Texas County & District Retirement System, Austin, committed a total of $351 million to five alternative investment funds managed by four existing managers, a transaction report from the $43.9 billion system showed.
Investment officers earmarked $250 million from the system’s $4.8 billion direct-lending portfolio with the largest allocation — $150 million — going to Redwood Enhanced Income Corp., managed by Redwood Capital Management. The fund’s portfolio managers will seek stressed and distressed investment opportunities.
The remaining $100 million was committed to Atalaya Asset Income Fund Evergreen, managed by Atalaya Capital Management. The firm originates and opportunistically purchases credit and asset-based investments.
Texas County’s actual allocation to direct lending was 11% as of Dec. 31, with a 16% target.
With the addition of the commitments to Redwood Capital and Atalaya Capital, the system committed a total of $750 million managed in five funds by five direct-lending specialists year-to-date April 1, the system’s 2022 transaction report showed.
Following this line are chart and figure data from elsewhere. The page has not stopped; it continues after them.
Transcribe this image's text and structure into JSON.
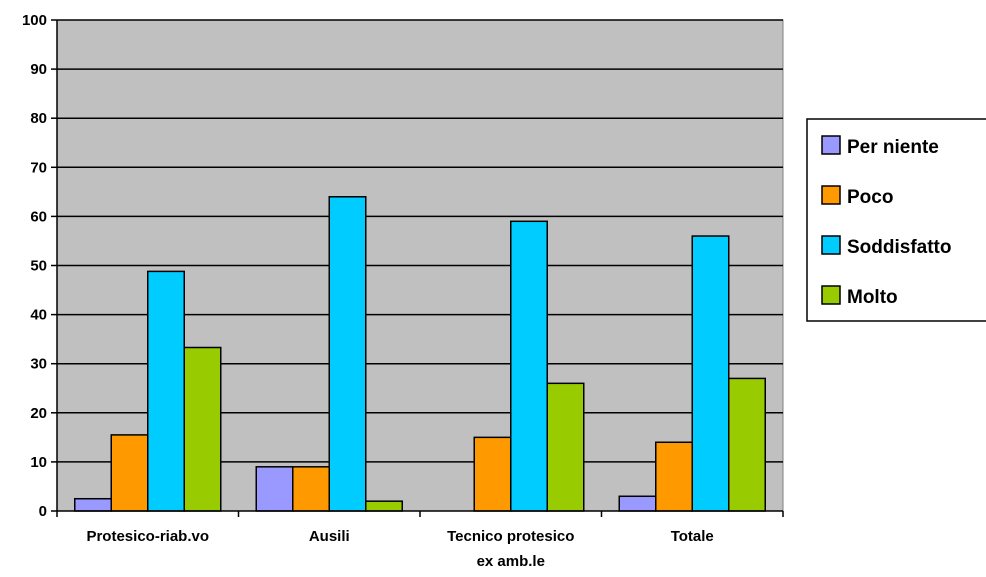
{
  "chart_data": {
    "type": "bar",
    "title": "",
    "xlabel": "",
    "ylabel": "",
    "ylim": [
      0,
      100
    ],
    "yticks": [
      0,
      10,
      20,
      30,
      40,
      50,
      60,
      70,
      80,
      90,
      100
    ],
    "grid": true,
    "legend_position": "right",
    "plot_background": "#c0c0c0",
    "categories": [
      [
        "Protesico-riab.vo"
      ],
      [
        "Ausili"
      ],
      [
        "Tecnico protesico",
        "ex amb.le"
      ],
      [
        "Totale"
      ]
    ],
    "series": [
      {
        "name": "Per niente",
        "color": "#9999ff",
        "values": [
          2.5,
          9,
          0,
          3
        ]
      },
      {
        "name": "Poco",
        "color": "#ff9900",
        "values": [
          15.5,
          9,
          15,
          14
        ]
      },
      {
        "name": "Soddisfatto",
        "color": "#00ccff",
        "values": [
          48.8,
          64,
          59,
          56
        ]
      },
      {
        "name": "Molto",
        "color": "#99cc00",
        "values": [
          33.3,
          2,
          26,
          27
        ]
      }
    ]
  }
}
In 2021, the pension fund’s investment team committed a total of $1.6 billion to 16 direct-lending strategies run by 13 firms, a transaction report for that year showed.
From the system’s $10.7 billion private equity/venture capital portfolio, investment officers committed a total of $101 million to two existing firms, with $85 million going to Water Street Healthcare Partners V, a buyout fund.
TCDRS investment officers also directed additional commitments of $11 million and $5 million, respectively, to venture capital funds Shine Capital II and Shine Capital Opportunities Fund I.
In February, the system committed an initial $38 million to Shine Capital II and $19 million to Shine Capital’s opportunistic fund, the system’s 2022 transaction report showed.
The system’s actual allocation to private equity/venture capital as of Dec. 31 was 24.4% of plan assets, just shy of the system’s 25% target.